Gökyüzünden rahmani bir ses değdi gönül kaleme
Ve derinden sorgulamalara başladım ince bir kalple
Ey gönül nasıl bir yaşayıştasın!
Kaybolmuş gibisin dünya meşgalelerinde
Her rahman cümlesi niçin sabittir bir mil ötende
Kelamların en hası niçin yansımaz cümlelerine..
Ahh sen çok ince bir kalbe sahiptin çağlar öncesinde
Hikmet cümleleri bulunurdu kalbinin derinliklerinde
Gönülden gönüle giden her yolda ışırdın her kalbe..
Tenha noktalardan çıkan her ses seni sorardı hüzünle..
Söyle bana ey gönül !
Neden bir pusulaya sahip değilim ötelere yaptığım hicrette..
Niçin güneş ışınları göklerden ışımıyor önüme..

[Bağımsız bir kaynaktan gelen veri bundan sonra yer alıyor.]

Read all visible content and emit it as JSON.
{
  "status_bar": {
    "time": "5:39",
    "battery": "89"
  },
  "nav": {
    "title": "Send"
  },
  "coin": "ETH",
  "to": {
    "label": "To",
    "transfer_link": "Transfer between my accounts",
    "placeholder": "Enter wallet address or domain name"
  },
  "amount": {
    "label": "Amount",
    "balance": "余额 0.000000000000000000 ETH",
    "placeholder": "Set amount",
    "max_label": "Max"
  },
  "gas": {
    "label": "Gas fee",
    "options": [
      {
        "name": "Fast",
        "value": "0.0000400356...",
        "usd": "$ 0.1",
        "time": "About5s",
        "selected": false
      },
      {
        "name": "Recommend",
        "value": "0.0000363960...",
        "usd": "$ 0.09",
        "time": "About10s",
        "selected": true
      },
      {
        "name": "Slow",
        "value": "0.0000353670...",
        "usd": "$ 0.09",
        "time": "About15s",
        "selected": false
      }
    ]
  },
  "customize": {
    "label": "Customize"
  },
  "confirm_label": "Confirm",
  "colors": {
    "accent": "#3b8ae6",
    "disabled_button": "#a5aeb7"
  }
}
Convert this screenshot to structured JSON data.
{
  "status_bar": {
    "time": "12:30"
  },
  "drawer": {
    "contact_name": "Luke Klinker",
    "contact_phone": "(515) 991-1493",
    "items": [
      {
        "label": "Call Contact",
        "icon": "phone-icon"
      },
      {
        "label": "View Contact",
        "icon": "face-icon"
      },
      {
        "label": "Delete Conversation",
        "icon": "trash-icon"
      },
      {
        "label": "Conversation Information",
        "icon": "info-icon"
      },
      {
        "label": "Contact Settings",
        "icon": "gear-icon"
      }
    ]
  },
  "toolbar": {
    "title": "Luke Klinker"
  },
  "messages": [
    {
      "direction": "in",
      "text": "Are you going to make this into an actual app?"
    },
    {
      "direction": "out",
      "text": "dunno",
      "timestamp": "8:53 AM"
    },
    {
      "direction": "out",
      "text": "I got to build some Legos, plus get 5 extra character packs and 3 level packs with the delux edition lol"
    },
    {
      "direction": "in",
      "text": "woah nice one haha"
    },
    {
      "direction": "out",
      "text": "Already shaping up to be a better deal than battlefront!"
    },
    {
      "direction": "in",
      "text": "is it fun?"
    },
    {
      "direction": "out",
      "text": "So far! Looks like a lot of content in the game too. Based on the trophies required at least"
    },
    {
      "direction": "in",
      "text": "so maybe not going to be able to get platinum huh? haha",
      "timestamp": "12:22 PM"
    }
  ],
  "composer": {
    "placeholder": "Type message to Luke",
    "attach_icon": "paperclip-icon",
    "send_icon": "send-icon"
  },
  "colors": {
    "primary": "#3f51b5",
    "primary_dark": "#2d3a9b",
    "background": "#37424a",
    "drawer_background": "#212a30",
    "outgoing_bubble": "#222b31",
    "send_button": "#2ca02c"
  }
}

Yıldızlar niçin bana içten selamlarını iletmiyor gece demlerinde..
Söyle bana Ey gönül !
Gerçeklik neden ket vuruyor hayallerime
Niçin bu derin feryatlarım ulaşmıyor göğe
Ben sorularıma net bir cevap arıyorum sadece
Bilmiyorum ey gönlüm belki de hiç bir cevap yoktur suallere!
Zaten artık hüzünlü bir hâldeyim şimdilerde
Kendimi sorguluyorum Yaşam ile ölüm arasındaki çizgide
Geçmişte yaptıklarımı düşündüğümde acı bir burukluk oluşuyor kalbimde
Ve hiç olmasaydım temennisini yükseltiyorum sineme
Ey mahzun hâlde olan benliğim !
Demek hep buruk bir kalple yaşayacaksın
Bu dünyadan da hüzünle göçeceksin
Yaşadıklarını hiç yaşanmamış gibi kabul edeceksin
Ve Rahman(C.C) nasıl buyurduysa öyle dirileceksin
Sen herhangi bir fânisin işte ey benliğim!